Les Suds traversent au fil des jours toutes les cultures, les rythmes et les couleurs. Durant ces dernières 24h, deux concerts peu ordinaires joués au théâtre Antique mettent en lumière les contrastes du festival : Anouar Brahem, le virtuose du oud tunisien et Emir Kusturica avec son rock balkanique débridé.
Anouar Brahem
Joueur de oud tunisien très réputé, il modernise avec brio la musique traditionnelle arabe avec du jazz et des musiques nouvelles.
Anouar Brahem, qui signe sur le prestigieux label de jazz ECM, est très méticuleux sur le rendu sonore, tout semble millimétré et mesuré parfaitement.



Concert particulier à Arles, puisque chose rare, il a accepté de jouer en extérieur, sur la grande scène du théâtre Antique.
Le spectacle est poignant. Les musiciens du quartet sont discrets, effleurant leurs cordes, presque invisibles sur l’immense scène du théâtre. Et pourtant, cette musique transporte par sa subtilité et sa grandeur.
Anouar Brahem mène cette traversée, les autres musiciens l’entourent sur scène, échangent parfois des regards ou quelques sourires avec lui. Mais l’échange le plus intense se fait entre les notes de la clarinette basse, de la darbouka, de la basse et du oud.

En 2008, un 14 juillet aussi, les Suds recevait sur cette même scène le poète palestinien Mahmoud Darwich pour un récital en musique accompagné du Trio Joubran. Trois semaines plus tard, il décèdera dans un hôpital à Houston après une intervention chirurgicale.
Anouar Brahem lui dédie son dernier projet « The Astounding Eyes of Rita », qui fait référence à « Rita et le fusil » issu de l'œuvre du poète palestinien.
Il ne le connaissait pas personnellement mais souhaitait rendre hommage « au poète, au Palestinien et au grand humaniste qu'il était. » confiait-il au Monde.
Le oudiste tunisien ne prendra le micro que pour présenter les trois musiciens et cet hommage, une révérence émouvante envers le poète palestinien qui nous souligne une nouvelle fois ces liens tissés malgré les frontières.

Emir Kusturica and The No Smoking Orchestra
Changement d’ambiance mais pas de décor avec le concert qui s’est déroulé la veille d'Emir Kusturica and The No Smoking Orchestra.

Des musiques balkaniques frénétiques à la sauce garage que huit mecs s’éclatent à faire sur scène. Ils n’ont pas l’air sérieux une minute, ça se marre, ça bouge beaucoup.
Dès le troisième morceau, plusieurs invitées exclusivement féminines montent sur scène. Emir Kusturica fait l’animateur, la grand frère joueur, le lourdingue.

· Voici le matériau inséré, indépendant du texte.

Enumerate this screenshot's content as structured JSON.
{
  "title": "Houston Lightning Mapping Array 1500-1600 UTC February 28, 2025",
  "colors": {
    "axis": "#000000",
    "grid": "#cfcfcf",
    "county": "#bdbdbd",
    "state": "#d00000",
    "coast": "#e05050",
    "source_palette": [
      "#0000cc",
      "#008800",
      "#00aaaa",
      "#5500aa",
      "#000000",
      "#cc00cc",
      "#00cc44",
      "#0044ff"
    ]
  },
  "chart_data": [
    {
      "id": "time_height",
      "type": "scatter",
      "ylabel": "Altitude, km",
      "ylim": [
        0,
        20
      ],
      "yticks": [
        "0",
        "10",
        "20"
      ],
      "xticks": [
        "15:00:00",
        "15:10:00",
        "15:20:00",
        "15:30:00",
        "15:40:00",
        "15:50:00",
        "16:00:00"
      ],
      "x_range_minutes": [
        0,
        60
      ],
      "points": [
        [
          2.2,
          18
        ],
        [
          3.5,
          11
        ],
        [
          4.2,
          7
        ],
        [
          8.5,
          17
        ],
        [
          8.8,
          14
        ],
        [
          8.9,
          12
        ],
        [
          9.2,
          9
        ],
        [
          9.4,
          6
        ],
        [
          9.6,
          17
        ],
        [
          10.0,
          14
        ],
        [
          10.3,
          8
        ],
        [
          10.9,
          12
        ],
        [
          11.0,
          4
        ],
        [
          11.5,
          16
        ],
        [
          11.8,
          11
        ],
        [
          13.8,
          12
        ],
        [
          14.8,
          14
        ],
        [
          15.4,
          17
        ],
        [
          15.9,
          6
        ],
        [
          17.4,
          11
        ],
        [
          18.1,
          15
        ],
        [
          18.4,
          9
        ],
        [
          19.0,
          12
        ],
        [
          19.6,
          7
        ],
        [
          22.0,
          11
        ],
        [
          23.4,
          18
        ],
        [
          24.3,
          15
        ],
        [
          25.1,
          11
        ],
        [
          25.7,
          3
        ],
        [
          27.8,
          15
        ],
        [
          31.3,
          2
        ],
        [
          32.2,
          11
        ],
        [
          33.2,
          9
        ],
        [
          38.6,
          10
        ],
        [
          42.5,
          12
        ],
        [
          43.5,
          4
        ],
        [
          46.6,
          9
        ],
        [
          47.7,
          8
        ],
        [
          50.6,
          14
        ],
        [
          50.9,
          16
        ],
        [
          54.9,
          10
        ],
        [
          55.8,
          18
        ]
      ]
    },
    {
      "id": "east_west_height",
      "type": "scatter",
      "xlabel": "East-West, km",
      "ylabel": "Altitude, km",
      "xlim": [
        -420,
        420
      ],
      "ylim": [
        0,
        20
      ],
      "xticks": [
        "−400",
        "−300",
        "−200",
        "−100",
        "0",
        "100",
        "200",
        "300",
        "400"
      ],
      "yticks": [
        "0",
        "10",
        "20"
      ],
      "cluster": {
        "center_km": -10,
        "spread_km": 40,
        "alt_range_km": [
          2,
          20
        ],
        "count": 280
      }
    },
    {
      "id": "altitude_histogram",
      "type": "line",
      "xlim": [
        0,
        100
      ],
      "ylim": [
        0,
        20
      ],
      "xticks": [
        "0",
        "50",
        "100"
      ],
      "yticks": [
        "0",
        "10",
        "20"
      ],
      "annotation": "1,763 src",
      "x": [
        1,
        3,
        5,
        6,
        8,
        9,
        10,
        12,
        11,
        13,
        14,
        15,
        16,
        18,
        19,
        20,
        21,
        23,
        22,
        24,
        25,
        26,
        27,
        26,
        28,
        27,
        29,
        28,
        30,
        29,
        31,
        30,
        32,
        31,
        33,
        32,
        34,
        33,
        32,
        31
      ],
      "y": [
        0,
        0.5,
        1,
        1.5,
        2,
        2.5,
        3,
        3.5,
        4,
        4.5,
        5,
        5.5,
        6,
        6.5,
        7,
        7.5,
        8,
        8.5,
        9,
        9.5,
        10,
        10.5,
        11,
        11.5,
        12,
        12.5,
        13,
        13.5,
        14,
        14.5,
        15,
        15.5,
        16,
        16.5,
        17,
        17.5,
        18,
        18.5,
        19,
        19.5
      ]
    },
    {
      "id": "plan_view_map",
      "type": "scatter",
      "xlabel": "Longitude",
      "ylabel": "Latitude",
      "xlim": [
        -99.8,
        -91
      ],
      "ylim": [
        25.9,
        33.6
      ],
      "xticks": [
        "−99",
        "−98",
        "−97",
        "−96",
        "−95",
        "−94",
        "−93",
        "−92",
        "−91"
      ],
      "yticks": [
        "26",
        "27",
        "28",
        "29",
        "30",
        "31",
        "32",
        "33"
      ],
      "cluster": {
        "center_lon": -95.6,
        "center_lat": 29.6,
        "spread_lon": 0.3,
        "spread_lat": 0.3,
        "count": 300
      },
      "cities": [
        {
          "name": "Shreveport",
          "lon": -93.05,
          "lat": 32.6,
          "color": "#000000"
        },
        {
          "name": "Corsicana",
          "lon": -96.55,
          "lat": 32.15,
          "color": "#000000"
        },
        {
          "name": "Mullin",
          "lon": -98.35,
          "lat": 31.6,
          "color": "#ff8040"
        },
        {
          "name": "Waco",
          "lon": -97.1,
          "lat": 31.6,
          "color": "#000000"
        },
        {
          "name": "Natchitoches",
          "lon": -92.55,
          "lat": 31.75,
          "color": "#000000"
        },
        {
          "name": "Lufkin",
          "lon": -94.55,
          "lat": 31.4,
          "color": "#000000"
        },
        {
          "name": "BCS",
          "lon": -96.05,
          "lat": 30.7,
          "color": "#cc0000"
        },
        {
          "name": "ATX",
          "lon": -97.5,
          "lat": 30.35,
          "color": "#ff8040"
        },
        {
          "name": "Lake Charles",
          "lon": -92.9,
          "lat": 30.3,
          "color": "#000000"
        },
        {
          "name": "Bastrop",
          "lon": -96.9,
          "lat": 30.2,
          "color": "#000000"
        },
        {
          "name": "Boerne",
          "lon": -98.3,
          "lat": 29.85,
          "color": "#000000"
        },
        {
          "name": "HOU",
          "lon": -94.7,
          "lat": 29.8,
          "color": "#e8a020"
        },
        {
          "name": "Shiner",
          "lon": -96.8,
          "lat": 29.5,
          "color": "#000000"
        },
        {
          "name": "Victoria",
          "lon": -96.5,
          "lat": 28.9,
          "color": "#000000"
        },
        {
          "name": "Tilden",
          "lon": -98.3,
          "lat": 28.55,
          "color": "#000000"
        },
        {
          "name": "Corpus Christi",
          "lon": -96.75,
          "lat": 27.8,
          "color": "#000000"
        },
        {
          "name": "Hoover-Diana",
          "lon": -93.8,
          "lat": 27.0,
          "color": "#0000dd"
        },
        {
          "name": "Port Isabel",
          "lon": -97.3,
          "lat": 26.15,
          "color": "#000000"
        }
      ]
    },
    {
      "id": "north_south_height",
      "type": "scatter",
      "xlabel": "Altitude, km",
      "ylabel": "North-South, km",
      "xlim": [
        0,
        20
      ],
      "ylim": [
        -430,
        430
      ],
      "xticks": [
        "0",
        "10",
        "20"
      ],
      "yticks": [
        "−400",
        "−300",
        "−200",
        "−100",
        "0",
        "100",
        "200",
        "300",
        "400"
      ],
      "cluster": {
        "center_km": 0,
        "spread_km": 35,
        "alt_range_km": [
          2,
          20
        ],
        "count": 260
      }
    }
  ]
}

Mais l’énergie attendue dans ce concert se fait attendre pour n’exploser que sur la dernière partie. Et elle provient indéniablement du groupe The No Smoking Orchestra, pas si non fumeurs que ça par ailleurs.
Longtemps considéré comme un groupe marginal, No Smoking Orchestra, initialement appelés Zabranjeno pušenje a toujours eu à cœur de se démarquer du rock’n’roll occidental. L’emprunte balkanique et soviétique est bien là, avec ce jeu de scène qui semble désorganisé, cet humour corrosif, tout en dénonçant la face cachée de la Yougoslavie communiste – univers dans lequel le cinéaste puise lui aussi son inspiration.


La filmographie de Kusturica est centrale tout au long du concert, où on parcourt de morceaux en morceaux ses films « La vie est un miracle », « Le temps des gitans », « Chat noir-Chat blanc » ou encore son dernier film « On the milky road ».
Entre chaque morceau, un interlude du thème la panthère rose, fil conducteur loufoque de ce concert. C’est tout aussi saugrenu que ces 3 notes des Pink Floyd jouées avant de partir sur leur fameux « Fuck you MTV », dont Emir Kusturica prend un malin plaisir à faire répéter le public.

Hommage à la culture de l'autre et légère saveur d'anarchie pour ces deux concerts bien différents au sein de ce même lieu magistral.